The general method of PCA has also been applied for analyzing images of faces. Images can be transformed into a suitable vector representation by considering each colour channel of each pixel as a separate component. For example, a $100 \times 100$ image results in a vector of $100 * 100 * 3 = 30000$ components. *image_to_vec* and *vec_to_image* achieve this transformation.

Luckily, OpenCV has a function that conveniently calculates all information regarding PCA for us. Under the hood, the input images (vectors) are first transformed to have zero mean. Second, the previously discussed eigenvalue problem is solved. In this context, the returned principal components are called eigenfaces. The most important eigenfaces capture the most salient characteristics of the training faces.

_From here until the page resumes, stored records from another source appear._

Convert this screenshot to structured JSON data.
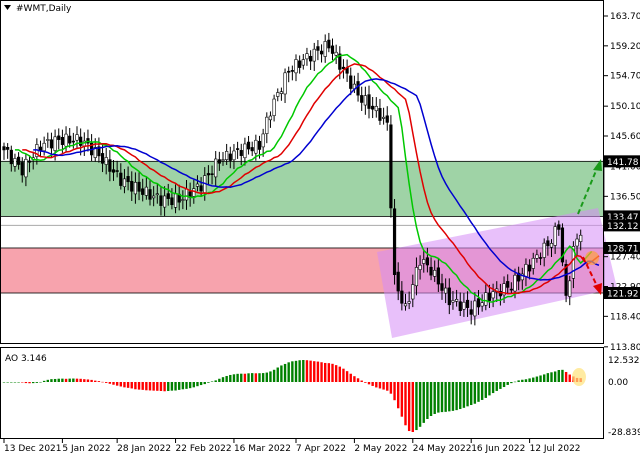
{
  "title": "#WMT,Daily",
  "indicator_label": "AO 3.146",
  "price_axis": [
    "163.70",
    "159.20",
    "154.70",
    "150.10",
    "145.60",
    "141.00",
    "136.50",
    "127.40",
    "122.90",
    "118.40",
    "113.80"
  ],
  "price_axis_values": [
    163.7,
    159.2,
    154.7,
    150.1,
    145.6,
    141.0,
    136.5,
    127.4,
    122.9,
    118.4,
    113.8
  ],
  "level_labels": [
    {
      "text": "141.78",
      "value": 141.78
    },
    {
      "text": "133.47",
      "value": 133.47
    },
    {
      "text": "132.12",
      "value": 132.12
    },
    {
      "text": "128.71",
      "value": 128.71
    },
    {
      "text": "121.92",
      "value": 121.92
    }
  ],
  "ao_axis": {
    "max_label": "12.532",
    "zero_label": "0.00",
    "min_label": "-28.839",
    "max": 12.532,
    "min": -28.839
  },
  "x_axis": [
    {
      "text": "13 Dec 2021",
      "bar": 0
    },
    {
      "text": "5 Jan 2022",
      "bar": 16
    },
    {
      "text": "28 Jan 2022",
      "bar": 31
    },
    {
      "text": "22 Feb 2022",
      "bar": 47
    },
    {
      "text": "16 Mar 2022",
      "bar": 63
    },
    {
      "text": "7 Apr 2022",
      "bar": 80
    },
    {
      "text": "2 May 2022",
      "bar": 96
    },
    {
      "text": "24 May 2022",
      "bar": 112
    },
    {
      "text": "16 Jun 2022",
      "bar": 128
    },
    {
      "text": "12 Jul 2022",
      "bar": 144
    }
  ],
  "colors": {
    "support_zone": "#9fd3a6",
    "resistance_zone": "#f7a3ad",
    "channel": "#d58cf5",
    "ma_fast": "#00c800",
    "ma_mid": "#e00000",
    "ma_slow": "#0000d0",
    "ao_up": "#008000",
    "ao_down": "#ff0000"
  },
  "chart_data": {
    "type": "candlestick",
    "symbol": "#WMT",
    "timeframe": "Daily",
    "ylim": [
      113.8,
      163.7
    ],
    "bars": 159,
    "close_anchors": [
      [
        0,
        143.5
      ],
      [
        5,
        140.5
      ],
      [
        10,
        144.2
      ],
      [
        15,
        145
      ],
      [
        21,
        145
      ],
      [
        26,
        142.7
      ],
      [
        32,
        139
      ],
      [
        37,
        137.5
      ],
      [
        43,
        136
      ],
      [
        48,
        136
      ],
      [
        54,
        138.2
      ],
      [
        59,
        142
      ],
      [
        65,
        143.5
      ],
      [
        70,
        144.2
      ],
      [
        73,
        149.5
      ],
      [
        78,
        155.5
      ],
      [
        84,
        157.8
      ],
      [
        89,
        159.3
      ],
      [
        93,
        155.5
      ],
      [
        97,
        151.8
      ],
      [
        103,
        148.8
      ],
      [
        105,
        147.3
      ],
      [
        107,
        123.9
      ],
      [
        110,
        119.4
      ],
      [
        114,
        127
      ],
      [
        117,
        125.4
      ],
      [
        122,
        120.9
      ],
      [
        128,
        119.4
      ],
      [
        133,
        121.6
      ],
      [
        139,
        123.1
      ],
      [
        144,
        126.1
      ],
      [
        150,
        129.9
      ],
      [
        152,
        132.2
      ],
      [
        154,
        120.9
      ],
      [
        156,
        128.4
      ],
      [
        158,
        131.4
      ]
    ],
    "levels": {
      "resistance_top": 141.78,
      "resistance_bottom": 133.47,
      "gray_line": 132.12,
      "red_top": 128.71,
      "red_bottom": 121.92
    },
    "ao_last": 3.146
  }
}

Finally, we can project a new face onto the calculated principal component subspace and reconstruct the face from this lower-dimensional representation. Calculating the dot product between the face vector and the principal components gives us the projection of the face in the lower-dimensional subspace. The PCA method makes sure that this is done in an optimal way in the sense that we lose as little information as possible when performing this dimensionality reduction.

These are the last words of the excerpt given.